I’m having my speckled pup, Sherman, neutered on December 20th. I know it seems a little mean to have this little procedure done so close to the holidays, but I’ll be away from teaching for Christmas break, so he and I can hang out at home while he recovers. With any luck, Sherman won’t even need one of those plastic cone monstrosities. Although really, if I did get him a cone, he could be the life of all my holiday soirees, complete with his own lampshade.

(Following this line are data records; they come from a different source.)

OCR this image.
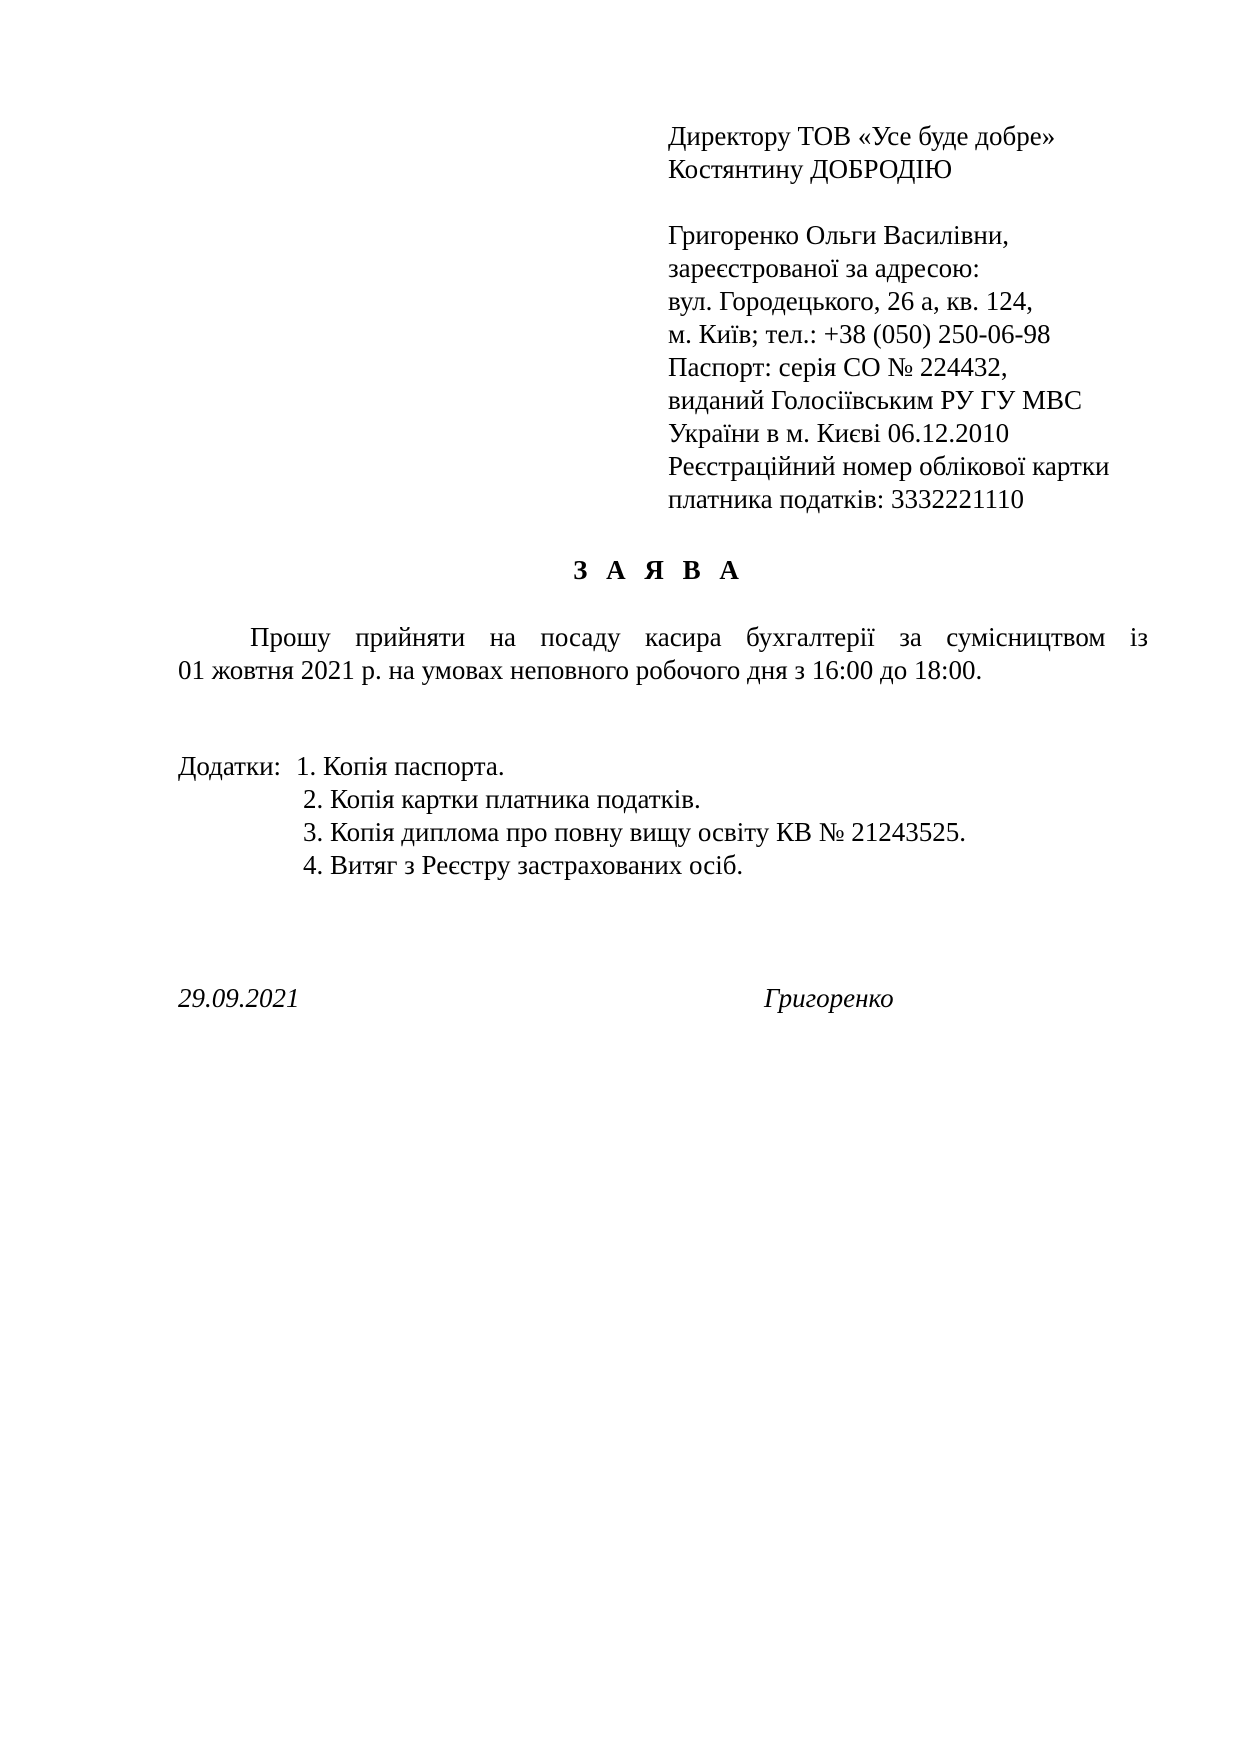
Директору ТОВ «Усе буде добре»
Костянтину ДОБРОДІЮ
Григоренко Ольги Василівни,
зареєстрованої за адресою:
вул. Городецького, 26 а, кв. 124,
м. Київ; тел.: +38 (050) 250-06-98
Паспорт: серія СО № 224432,
виданий Голосіївським РУ ГУ МВС
України в м. Києві 06.12.2010
Реєстраційний номер облікової картки
платника податків: 3332221110
З А Я В А
Прошу прийняти на посаду касира бухгалтерії за сумісництвом із
01 жовтня 2021 р. на умовах неповного робочого дня з 16:00 до 18:00.
Додатки: 1. Копія паспорта.
2. Копія картки платника податків.
3. Копія диплома про повну вищу освіту КВ № 21243525.
4. Витяг з Реєстру застрахованих осіб.
29.09.2021	Григоренко
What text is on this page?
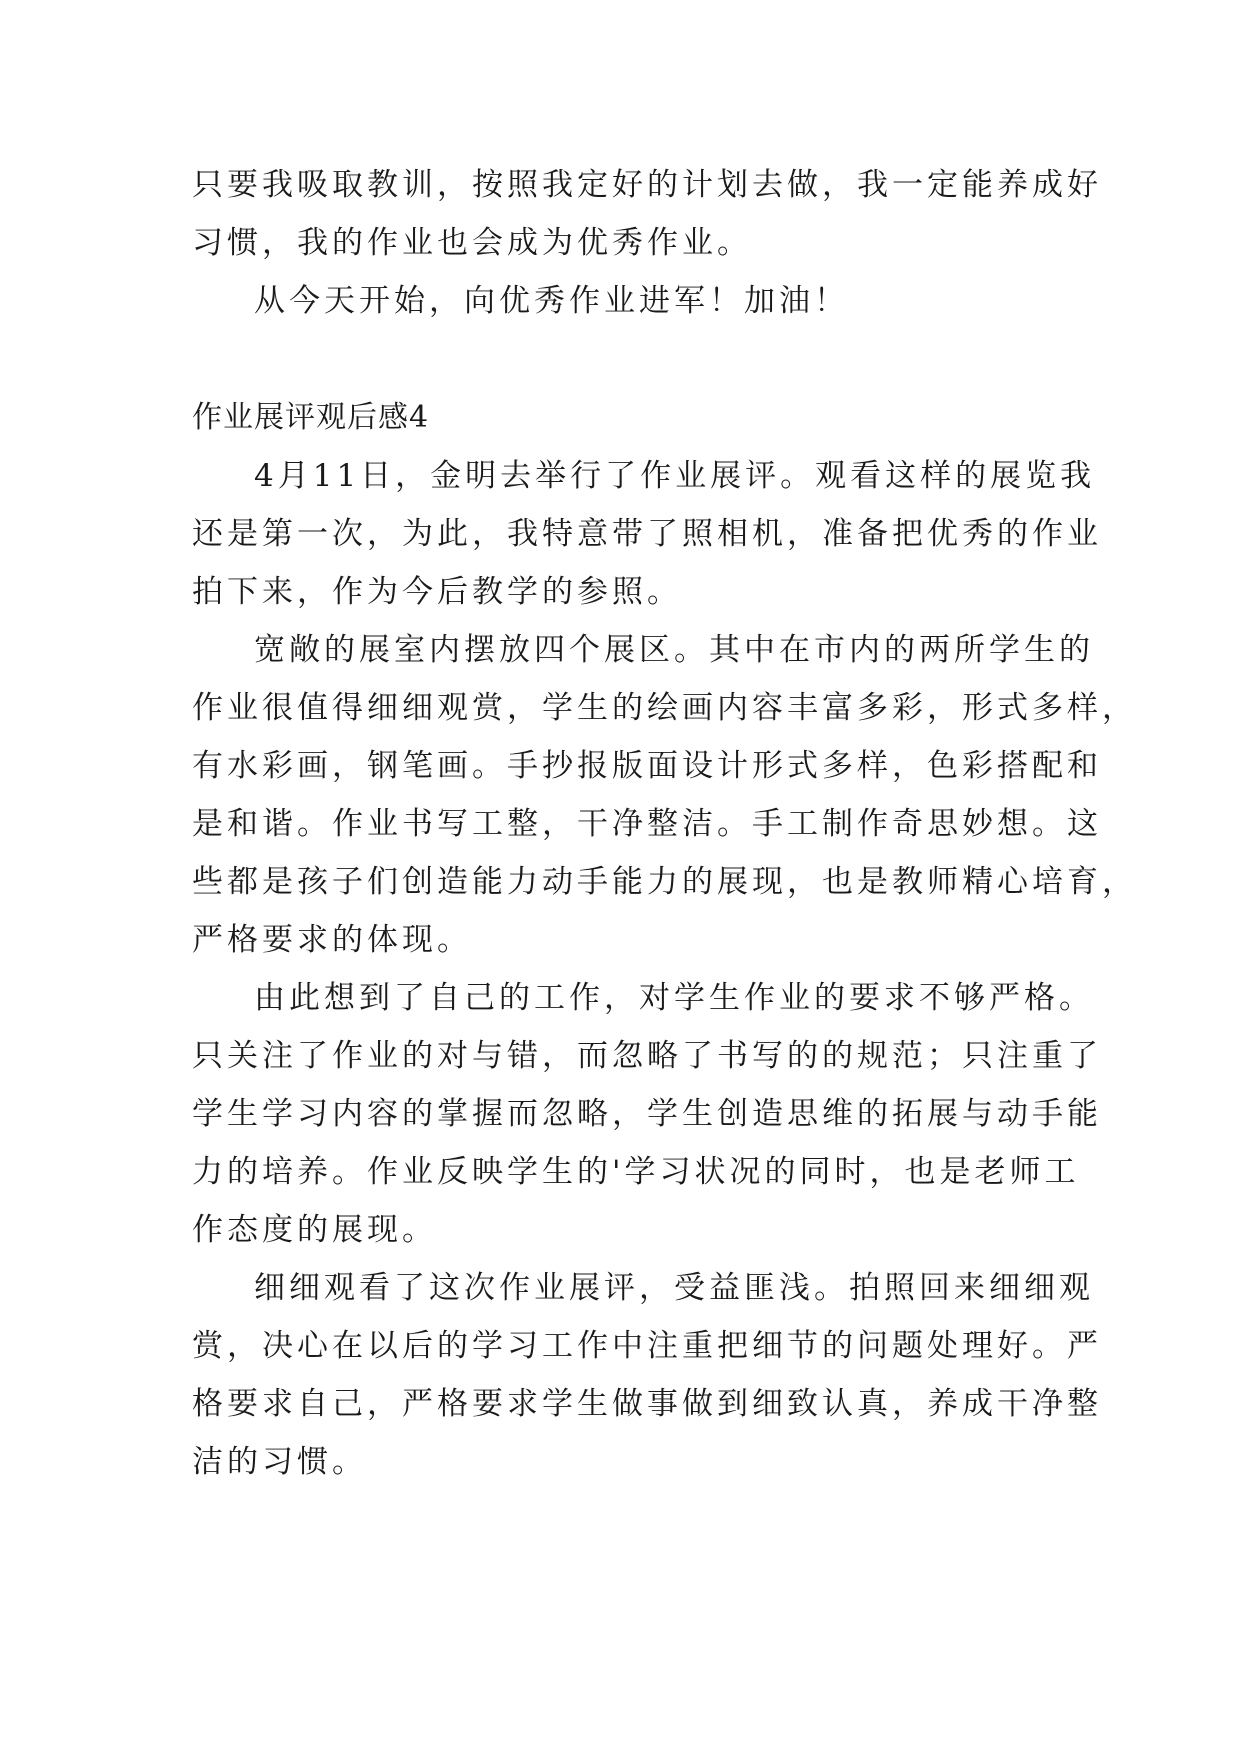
只要我吸取教训，按照我定好的计划去做，我一定能养成好
习惯，我的作业也会成为优秀作业。
从今天开始，向优秀作业进军！加油！
作业展评观后感4
4月11日，金明去举行了作业展评。观看这样的展览我
还是第一次，为此，我特意带了照相机，准备把优秀的作业
拍下来，作为今后教学的参照。
宽敞的展室内摆放四个展区。其中在市内的两所学生的
作业很值得细细观赏，学生的绘画内容丰富多彩，形式多样，
有水彩画，钢笔画。手抄报版面设计形式多样，色彩搭配和
是和谐。作业书写工整，干净整洁。手工制作奇思妙想。这
些都是孩子们创造能力动手能力的展现，也是教师精心培育，
严格要求的体现。
由此想到了自己的工作，对学生作业的要求不够严格。
只关注了作业的对与错，而忽略了书写的的规范；只注重了
学生学习内容的掌握而忽略，学生创造思维的拓展与动手能
力的培养。作业反映学生的'学习状况的同时，也是老师工
作态度的展现。
细细观看了这次作业展评，受益匪浅。拍照回来细细观
赏，决心在以后的学习工作中注重把细节的问题处理好。严
格要求自己，严格要求学生做事做到细致认真，养成干净整
洁的习惯。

Check him out below, so fully into his yummies that his eyes are blissfully closed, and his little heart is full of puppy joy. In fact, little Sherm is so happy in this photo that he’s probably also got another issue going on (hint: it rhymes with “loner”) which is a key reason for his upcoming snip.
The thing that’s funny is that many people react negatively to the fact that I’m having my dog fixed. Castration is not a big deal for a dog. Really, the body parts he’ll be leaving at the vet’s office are about the size of a pair of jelly beans. People have their dogs’ ears cut to hold strange and unnatural shapes, or have their tails lopped off to fit a certain desired appearance, yet there seems to be a serious aversion by many to neutering their dogs. I’ve had people tell me that I should breed him because he’s cute, because he’s got such a nice personality, or so that he can at least experience “it” once in his furry little life. Here’s the thing: he’s not a working dog, and he’s not carrying any fabulous mutt-puppy genetics. He won’t be missing any fantastic life-changing experiences: dogs don’t go out for romantic dinners or buy fancy pooch lingerie for a amorous evening. I’ve yet to hear of a German shepherd lighting some candles or a beagle putting together a sultry playlist on his I-pod in the hopes of getting lucky.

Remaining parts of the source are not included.